Citrin fondly recalls his childhood seders (“It’s the first time you get drunk, right?”) and will gather with his family this year at home. “I’ve done it with them coming here, and sometimes families reserve a private room for a seder. We use a reform hagaddah. It’s got a rap song in it!”

Brisket is on the menu, but with a twist. The oven-braised beef is compressed flat, then cut into squares and reglazed. “This is the same way we do braised short ribs here all the time,” Citrin said. “You can slice it the usual way if you want, but what’s the point of giving you a recipe if it’s going to be the way you always make it?”

The dish is an homage to his wife’s grandmother. “She made the same brisket for all the holidays: Passover, Chanukah, Rosh Hashanah,” Citrin recalled. “I had never seen it before. When I was growing up we had lamb or lemon chicken, different stuff on Passover. When Goldie passed away I started making it. The meat is so tender, but all the flavors ooze out into the liquid. When you glaze it down the flavors are reabsorbed.”

The stuffed gefilte fish is his mother’s recipe. “Sometimes I make it in a terrine, using the same fish mixture, and then cut slices. We serve it with the same sauce and a julienne vegetable salad.”

Citrin, dubbed “a farmers market junkie” by Los Angeles Magazine, emphasizes fresh ingredients. In fact “mélisse” is French for lemon balm, a Mediterranean herb.

“Because of the freeze, we’re behind right now,” he observed, “so we’re using root vegetables.” The recipe below was another from his mom. “They taste better just a little beyond crunchy — no California crunch,” he advised.
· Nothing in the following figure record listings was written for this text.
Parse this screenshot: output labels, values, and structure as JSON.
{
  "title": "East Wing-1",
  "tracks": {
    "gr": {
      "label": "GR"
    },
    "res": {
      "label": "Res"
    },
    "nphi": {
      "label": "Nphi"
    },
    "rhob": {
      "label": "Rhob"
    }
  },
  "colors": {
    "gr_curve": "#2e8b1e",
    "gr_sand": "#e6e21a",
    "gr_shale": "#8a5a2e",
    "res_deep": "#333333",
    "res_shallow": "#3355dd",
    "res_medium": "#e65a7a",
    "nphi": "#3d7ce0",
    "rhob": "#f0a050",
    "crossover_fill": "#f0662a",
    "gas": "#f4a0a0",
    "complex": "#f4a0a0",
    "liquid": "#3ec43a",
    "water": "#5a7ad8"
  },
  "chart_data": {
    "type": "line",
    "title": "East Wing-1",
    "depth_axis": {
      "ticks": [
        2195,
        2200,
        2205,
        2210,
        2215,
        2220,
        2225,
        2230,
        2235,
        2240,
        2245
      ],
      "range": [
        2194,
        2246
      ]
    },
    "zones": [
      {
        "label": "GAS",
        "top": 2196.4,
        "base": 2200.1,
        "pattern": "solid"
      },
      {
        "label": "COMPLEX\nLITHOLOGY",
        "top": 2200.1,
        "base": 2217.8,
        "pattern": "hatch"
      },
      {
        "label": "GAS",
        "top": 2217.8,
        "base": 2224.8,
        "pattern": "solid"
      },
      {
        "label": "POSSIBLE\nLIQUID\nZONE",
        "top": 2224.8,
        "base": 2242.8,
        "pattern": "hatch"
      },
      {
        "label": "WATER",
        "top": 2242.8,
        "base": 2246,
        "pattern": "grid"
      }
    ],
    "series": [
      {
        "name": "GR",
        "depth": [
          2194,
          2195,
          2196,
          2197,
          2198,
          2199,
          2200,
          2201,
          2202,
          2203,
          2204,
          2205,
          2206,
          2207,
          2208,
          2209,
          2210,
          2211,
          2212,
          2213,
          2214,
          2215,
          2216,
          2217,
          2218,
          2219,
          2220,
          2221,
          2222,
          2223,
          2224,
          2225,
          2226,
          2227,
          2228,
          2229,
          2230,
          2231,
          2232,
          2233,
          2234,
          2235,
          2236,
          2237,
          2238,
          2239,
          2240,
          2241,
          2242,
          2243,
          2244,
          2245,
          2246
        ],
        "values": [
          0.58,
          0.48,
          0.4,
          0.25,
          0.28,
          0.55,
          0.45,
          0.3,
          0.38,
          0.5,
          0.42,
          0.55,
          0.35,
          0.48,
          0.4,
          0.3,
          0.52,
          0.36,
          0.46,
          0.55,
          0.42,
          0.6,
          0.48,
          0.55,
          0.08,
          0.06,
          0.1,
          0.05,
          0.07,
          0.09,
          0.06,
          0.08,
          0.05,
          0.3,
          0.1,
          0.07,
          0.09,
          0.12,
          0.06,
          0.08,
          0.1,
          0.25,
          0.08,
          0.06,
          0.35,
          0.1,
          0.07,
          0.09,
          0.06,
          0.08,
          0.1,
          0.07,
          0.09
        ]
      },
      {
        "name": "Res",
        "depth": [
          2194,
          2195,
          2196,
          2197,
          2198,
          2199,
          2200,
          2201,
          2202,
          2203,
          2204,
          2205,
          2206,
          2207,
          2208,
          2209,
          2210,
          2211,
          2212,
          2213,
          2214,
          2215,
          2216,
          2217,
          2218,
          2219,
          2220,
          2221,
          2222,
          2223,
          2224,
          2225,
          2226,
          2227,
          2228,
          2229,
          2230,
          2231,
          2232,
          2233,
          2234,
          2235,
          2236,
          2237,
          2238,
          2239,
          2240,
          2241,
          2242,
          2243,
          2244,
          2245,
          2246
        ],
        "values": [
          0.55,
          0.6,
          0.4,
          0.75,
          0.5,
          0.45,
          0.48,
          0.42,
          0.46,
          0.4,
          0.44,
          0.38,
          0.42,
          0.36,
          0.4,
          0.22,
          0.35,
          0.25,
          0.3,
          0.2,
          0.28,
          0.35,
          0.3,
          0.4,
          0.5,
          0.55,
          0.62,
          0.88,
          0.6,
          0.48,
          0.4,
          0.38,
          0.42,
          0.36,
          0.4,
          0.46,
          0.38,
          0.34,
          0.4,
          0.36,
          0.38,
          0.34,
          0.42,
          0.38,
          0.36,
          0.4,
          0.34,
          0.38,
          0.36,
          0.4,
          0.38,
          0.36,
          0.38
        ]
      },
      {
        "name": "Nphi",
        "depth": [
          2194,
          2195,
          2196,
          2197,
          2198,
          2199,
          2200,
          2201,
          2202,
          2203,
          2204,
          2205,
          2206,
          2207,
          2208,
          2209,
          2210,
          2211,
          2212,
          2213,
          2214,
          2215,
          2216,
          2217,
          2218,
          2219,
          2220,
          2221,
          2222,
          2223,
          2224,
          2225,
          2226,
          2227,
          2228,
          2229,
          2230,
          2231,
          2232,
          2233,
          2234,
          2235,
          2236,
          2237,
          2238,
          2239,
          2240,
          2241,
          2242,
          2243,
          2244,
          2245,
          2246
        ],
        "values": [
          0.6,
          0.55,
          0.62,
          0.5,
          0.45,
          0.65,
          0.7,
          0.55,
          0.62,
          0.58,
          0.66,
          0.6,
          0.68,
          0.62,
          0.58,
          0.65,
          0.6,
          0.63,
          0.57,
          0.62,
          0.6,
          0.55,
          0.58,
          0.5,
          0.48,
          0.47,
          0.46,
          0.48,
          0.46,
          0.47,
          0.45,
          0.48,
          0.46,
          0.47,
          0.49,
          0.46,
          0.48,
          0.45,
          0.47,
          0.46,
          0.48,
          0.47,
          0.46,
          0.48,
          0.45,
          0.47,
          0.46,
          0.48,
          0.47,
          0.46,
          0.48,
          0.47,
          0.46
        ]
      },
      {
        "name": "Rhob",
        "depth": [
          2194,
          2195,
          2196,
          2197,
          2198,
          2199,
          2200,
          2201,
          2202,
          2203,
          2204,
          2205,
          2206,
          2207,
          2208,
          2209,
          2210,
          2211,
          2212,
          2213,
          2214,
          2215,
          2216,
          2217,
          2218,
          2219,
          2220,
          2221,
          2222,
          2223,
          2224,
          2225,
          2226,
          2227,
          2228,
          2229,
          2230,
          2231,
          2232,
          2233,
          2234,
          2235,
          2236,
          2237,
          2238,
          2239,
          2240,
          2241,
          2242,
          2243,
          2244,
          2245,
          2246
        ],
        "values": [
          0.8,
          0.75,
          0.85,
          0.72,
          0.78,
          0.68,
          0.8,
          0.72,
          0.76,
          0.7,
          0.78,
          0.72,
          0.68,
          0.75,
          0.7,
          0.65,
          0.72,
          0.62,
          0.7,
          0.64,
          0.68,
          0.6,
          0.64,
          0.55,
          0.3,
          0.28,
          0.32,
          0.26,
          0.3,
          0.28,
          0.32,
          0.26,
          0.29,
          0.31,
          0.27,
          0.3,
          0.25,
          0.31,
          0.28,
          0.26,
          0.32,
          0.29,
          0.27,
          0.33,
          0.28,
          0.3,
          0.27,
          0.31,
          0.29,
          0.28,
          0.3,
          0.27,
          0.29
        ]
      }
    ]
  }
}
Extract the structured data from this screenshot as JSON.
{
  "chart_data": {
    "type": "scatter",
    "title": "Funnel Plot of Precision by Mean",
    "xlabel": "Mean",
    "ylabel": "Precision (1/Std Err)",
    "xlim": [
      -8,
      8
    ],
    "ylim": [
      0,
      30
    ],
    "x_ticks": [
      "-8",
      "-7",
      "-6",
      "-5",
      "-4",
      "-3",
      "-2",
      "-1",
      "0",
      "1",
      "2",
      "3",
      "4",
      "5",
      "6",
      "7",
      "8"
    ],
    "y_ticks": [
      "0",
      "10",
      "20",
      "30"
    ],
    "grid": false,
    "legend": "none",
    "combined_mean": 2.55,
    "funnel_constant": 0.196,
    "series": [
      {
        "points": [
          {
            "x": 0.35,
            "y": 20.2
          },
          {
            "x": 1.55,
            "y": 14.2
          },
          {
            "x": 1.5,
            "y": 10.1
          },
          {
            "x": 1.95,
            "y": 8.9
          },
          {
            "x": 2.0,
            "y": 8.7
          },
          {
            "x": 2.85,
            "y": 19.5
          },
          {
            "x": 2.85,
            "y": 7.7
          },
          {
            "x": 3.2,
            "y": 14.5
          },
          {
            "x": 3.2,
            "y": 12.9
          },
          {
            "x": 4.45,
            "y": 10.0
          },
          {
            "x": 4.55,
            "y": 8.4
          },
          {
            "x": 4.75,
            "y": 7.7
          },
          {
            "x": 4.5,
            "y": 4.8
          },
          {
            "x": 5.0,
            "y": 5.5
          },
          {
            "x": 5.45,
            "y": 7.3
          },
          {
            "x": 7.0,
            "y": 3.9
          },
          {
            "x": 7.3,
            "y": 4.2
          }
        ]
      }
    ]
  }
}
What’s in the future for Citrin and wife/co-owner Diane (“the first Jewish person I ever dated”)? There’s a cookbook in the works, and “I’d like to do Jewish second weddings. We’re closed on Sundays anyway. This is the perfect room for 40 to 50 people,” he said, pointing to the sun-filled atrium, “with the aisle here and the chuppah at the end. And the glass always breaks on cement, not like on the grass.”

Charoset
1 cup pitted chopped dates
1/2 cup dried apricots
1/3 cup sweet Manischewitz wine
1 small red chili pepper, seeded and minced
3 tablespoons chopped almonds
2 tablespoons matzah meal
1 tablespoon chopped Meyer lemon, zest and rind included, or 1 tablespoon lemon zest
2 teaspoons chopped orange zest
1 teaspoon grated fresh ginger
Pinch of ground fennel

In a large bowl, combine dates, apricots and wine. Add chili pepper, almonds, matzah meal, lemon, orange zest, ginger and fennel. Mix well. Set aside at room temperature until ready to serve.
Makes about two cups.

Gefilte Fish Wrapped in Napa Cabbage With Tomato-Tarragon-Horseradish Emulsion
For the fish:
1/2 cup matzah meal
5 cups low-sodium vegetable or chicken stock
2 heads Napa cabbage
1 pound whitefish fillet, cut into cubes
1/2 pound pike fillet, cut into cubes
1/2 pound carp, cut into cubes
1 tablespoon vegetable oil
1 medium onion, finely chopped
1/2 cup Italian parsley, minced
2 tablespoons tarragon, minced
Salt and freshly ground pepper, to taste
3 large eggs, separated
1 tablespoon paprika
1 teaspoon cayenne
Zest of 3 limes, finely chopped
2 carrots, peeled and cut into julienne strips
2 leeks, cut into julienne strips

For the sauce:
Yolks of 2 large eggs (use only farm-fresh eggs kept under refrigeration or a pasteurized egg product)
Juice of 1 lemon
1/2 teaspoon salt
1 cup vegetable oil
2 tomatoes, peeled, seeded and chopped
3 tablespoons grated fresh horseradish
1 tablespoon chopped tarragon

Place matzah meal in a bowl. Mix with 1 cup of the stock and set aside.
Submerge cabbage in a large pot of boiling water. As the leaves soften, remove and place in ice water. Separate leaves, keeping them whole. You will need 12 unbroken leaves. Dry well. Trim the central rib so the leaf is of uniform thickness all around and will lie flat.